Bagaimana Paus Mendapatkan Tenggorokannya
Bagaimana Paus Mendapatkan Tenggorokannya adalah salah satu cerita menyenangkan dari Rudyard Kipling dalam Just So Stories, pertama kali diterbitkan pada tahun 1902. Cerita asal yang lucu ini menjelaskan mengapa paus hanya bisa makan makhluk kecil meskipun menjadi hewan terbesar di laut. Melalui paus yang rakus, ikan kecil yang cerdik, dan pelaut yang terdampar yang penuh akal, anak-anak menemukan penjelasan lucu dan imajinatif untuk salah satu keingintahuan alam — sempurna untuk dibacakan sebelum tidur kepada pendengar muda.
Pelajaran dan Nilai
Bagaimana Paus Mendapatkan Tenggorokannya mengajarkan anak-anak tentang konsekuensi dari keserakahan dan kekuatan berpikir cerdas dengan cara yang menyenangkan dan mudah dipahami.
- Keserakahan memiliki konsekuensi — mengambil terlalu banyak membawa masalah
- Menjadi cerdas lebih kuat daripada menjadi besar
- Kecerdikan membantu menyelesaikan masalah dengan cara yang tidak terduga
- Bahkan makhluk terkecil bisa mengakali yang terbesar
- Berpikir cepat dapat mengubah situasi buruk
Aktivitas Menyenangkan Setelah Membaca
Perpanjang pembelajaran dan kesenangan dengan aktivitas menarik ini yang terinspirasi oleh Bagaimana Paus Mendapatkan Tenggorokannya.
- 🎨Buat paus dari piring kertas dengan mulut yang bisa membuka dan menutup, dan tambahkan jeruji di dalamnya dari stik kerajinan
- 💬Mainkan permainan menyortir: benda mana yang bisa masuk melalui jeruji? Gunakan saringan dan benda dengan ukuran berbeda
- ✨Perankan cerita — satu anak menjadi Paus, satu menjadi Pelaut yang menari di dalam, satu menjadi Ikan cerdik
- 📝Gambar lautan sebelum Paus memakan semua ikan (penuh dengan ikan berwarna-warni) dan setelahnya (kosong)
- 🎯Pelajari fakta nyata tentang bagaimana paus makan dan bandingkan dengan penjelasan lucu Kipling
Pertanyaan yang Sering Diajukan
Ini adalah cerita asal yang lucu oleh Rudyard Kipling yang menjelaskan mengapa paus hanya bisa makan makhluk kecil. Paus rakus memakan semua ikan di laut sampai ikan kecil yang cerdik menipunya untuk menelan pelaut yang penuh akal, yang menyumbat tenggorokan paus dengan jeruji kayu.
Cerita ini sempurna untuk anak usia 3-5 tahun. Plot yang sederhana, elemen berulang, karakter yang lucu, dan akhir yang memuaskan membuatnya ideal untuk pendengar muda. Paus digambarkan sebagai lucu daripada menakutkan.
'Cerdik' adalah singkatan dari 'cerdik,' yang berarti sangat pintar dan cerdik. Ikan Cerdik adalah ikan paling pintar di laut — satu-satunya yang cukup cerdik untuk menghindari dimakan oleh paus, dan yang memulai seluruh rencana.

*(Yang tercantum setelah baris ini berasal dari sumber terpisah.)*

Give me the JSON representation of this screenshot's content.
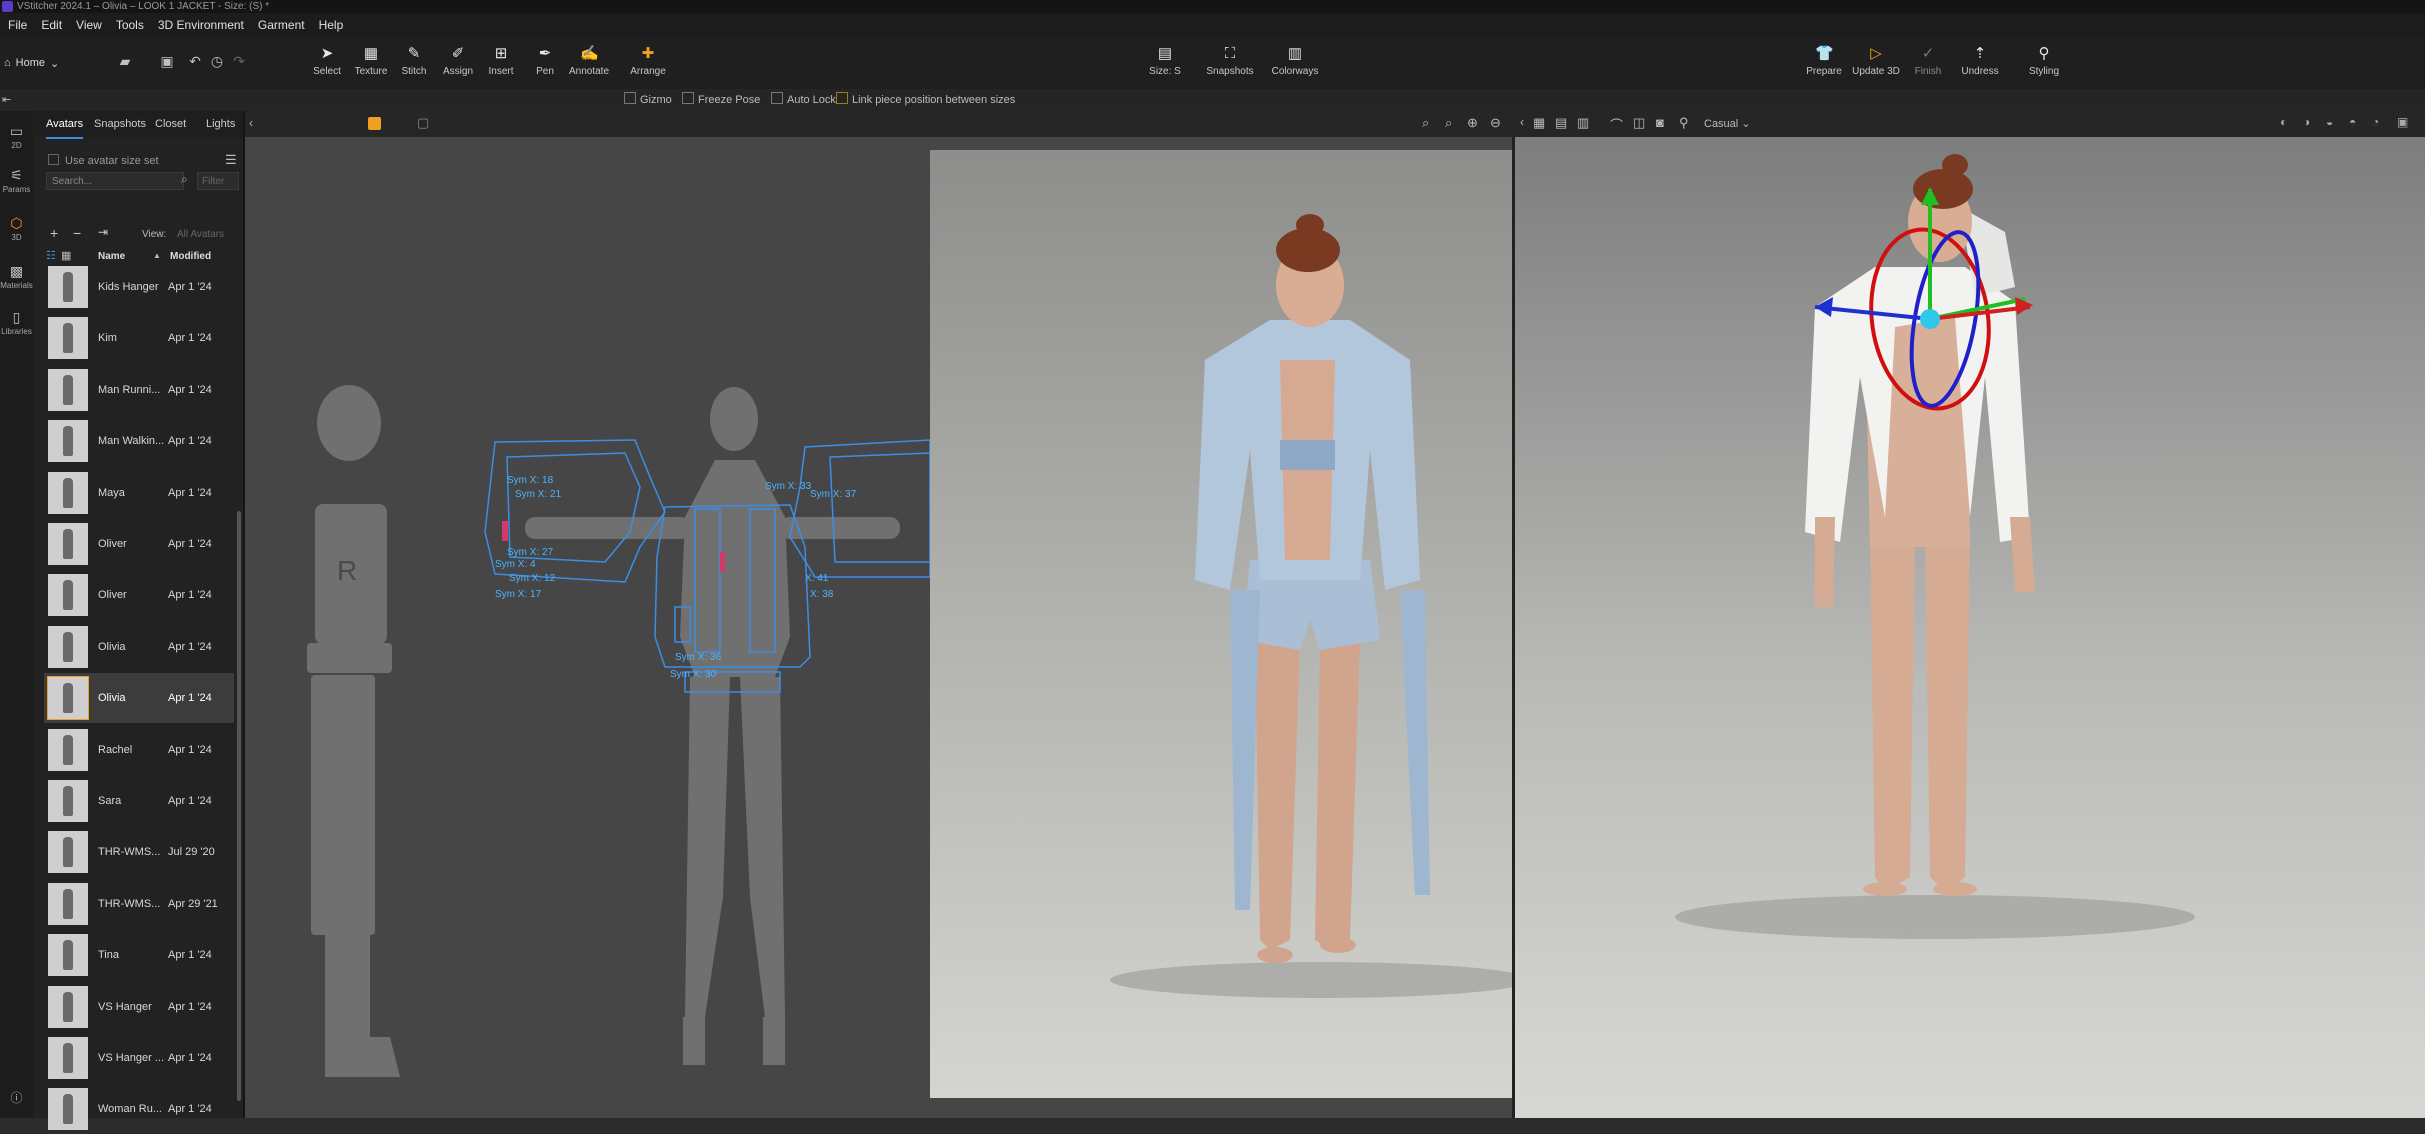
{
  "window": {
    "title": "VStitcher 2024.1 – Olivia – LOOK 1 JACKET - Size: (S) *"
  },
  "menu": [
    "File",
    "Edit",
    "View",
    "Tools",
    "3D Environment",
    "Garment",
    "Help"
  ],
  "home": {
    "label": "Home"
  },
  "toolbar": {
    "left_tools": [
      {
        "label": "Select",
        "icon": "cursor-icon"
      },
      {
        "label": "Texture",
        "icon": "texture-icon"
      },
      {
        "label": "Stitch",
        "icon": "stitch-icon"
      },
      {
        "label": "Assign",
        "icon": "assign-icon"
      },
      {
        "label": "Insert",
        "icon": "insert-icon"
      },
      {
        "label": "Pen",
        "icon": "pen-icon"
      },
      {
        "label": "Annotate",
        "icon": "annotate-icon"
      },
      {
        "label": "Arrange",
        "icon": "arrange-icon",
        "active": true
      }
    ],
    "center_tools": [
      {
        "label": "Size: S"
      },
      {
        "label": "Snapshots"
      },
      {
        "label": "Colorways"
      }
    ],
    "right_tools": [
      {
        "label": "Prepare"
      },
      {
        "label": "Update 3D"
      },
      {
        "label": "Finish"
      },
      {
        "label": "Undress"
      },
      {
        "label": "Styling"
      }
    ],
    "accent_color": "#f0a020"
  },
  "options": {
    "gizmo": "Gizmo",
    "freeze_pose": "Freeze Pose",
    "auto_lock": "Auto Lock",
    "link_piece": "Link piece position between sizes"
  },
  "rail": [
    {
      "label": "2D",
      "icon": "2d-icon"
    },
    {
      "label": "Params",
      "icon": "params-icon"
    },
    {
      "label": "3D",
      "icon": "3d-cube-icon",
      "active": true
    },
    {
      "label": "Materials",
      "icon": "materials-icon"
    },
    {
      "label": "Libraries",
      "icon": "libraries-icon"
    }
  ],
  "panel": {
    "tabs": [
      "Avatars",
      "Snapshots",
      "Closet",
      "Lights"
    ],
    "use_avatar_size_set": "Use avatar size set",
    "search_placeholder": "Search...",
    "filter_placeholder": "Filter",
    "view_label": "View:",
    "view_value": "All Avatars",
    "columns": {
      "name": "Name",
      "modified": "Modified"
    },
    "items": [
      {
        "name": "Kids Hanger",
        "modified": "Apr 1 '24"
      },
      {
        "name": "Kim",
        "modified": "Apr 1 '24"
      },
      {
        "name": "Man Runni...",
        "modified": "Apr 1 '24"
      },
      {
        "name": "Man Walkin...",
        "modified": "Apr 1 '24"
      },
      {
        "name": "Maya",
        "modified": "Apr 1 '24"
      },
      {
        "name": "Oliver",
        "modified": "Apr 1 '24"
      },
      {
        "name": "Oliver",
        "modified": "Apr 1 '24"
      },
      {
        "name": "Olivia",
        "modified": "Apr 1 '24"
      },
      {
        "name": "Olivia",
        "modified": "Apr 1 '24",
        "selected": true
      },
      {
        "name": "Rachel",
        "modified": "Apr 1 '24"
      },
      {
        "name": "Sara",
        "modified": "Apr 1 '24"
      },
      {
        "name": "THR-WMS...",
        "modified": "Jul 29 '20"
      },
      {
        "name": "THR-WMS...",
        "modified": "Apr 29 '21"
      },
      {
        "name": "Tina",
        "modified": "Apr 1 '24"
      },
      {
        "name": "VS Hanger",
        "modified": "Apr 1 '24"
      },
      {
        "name": "VS Hanger ...",
        "modified": "Apr 1 '24"
      },
      {
        "name": "Woman Ru...",
        "modified": "Apr 1 '24"
      }
    ]
  },
  "view3d": {
    "environment": "Casual"
  },
  "pattern_labels": [
    "Sym X: 18",
    "Sym X: 21",
    "Sym X: 27",
    "Sym X: 4",
    "Sym X: 12",
    "Sym X: 17",
    "Sym X: 33",
    "Sym X: 37",
    "X: 41",
    "X: 38",
    "R",
    "Sym X: 36",
    "Sym X: 30"
  ]
}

Tidak persis, tetapi terinspirasi oleh biologi paus yang nyata! Paus balin memang memiliki struktur di mulut mereka yang menyaring segala sesuatu kecuali organisme kecil seperti krill. Kipling membayangkan ini sebagai jeruji kayu yang tersangkut oleh pelaut yang cerdik — penjelasan yang menyenangkan dan imajinatif untuk anak-anak.
Kipling menyebut ceritanya 'Just So Stories' karena harus diceritakan 'just so' — persis sama setiap kali, dengan kata-kata yang sama. Putrinya Josephine menuntut ini, seperti banyak anak kecil dengan cerita sebelum tidur favorit mereka.
Cerita ini mengajarkan bahwa keserakahan memiliki konsekuensi dan kecerdikan dapat mengatasi kekuatan besar. Keserakahan Paus menyebabkan kejatuhannya, sementara Ikan kecil dan Pelaut yang penuh akal menggunakan kecerdikan mereka untuk menyelesaikan masalah.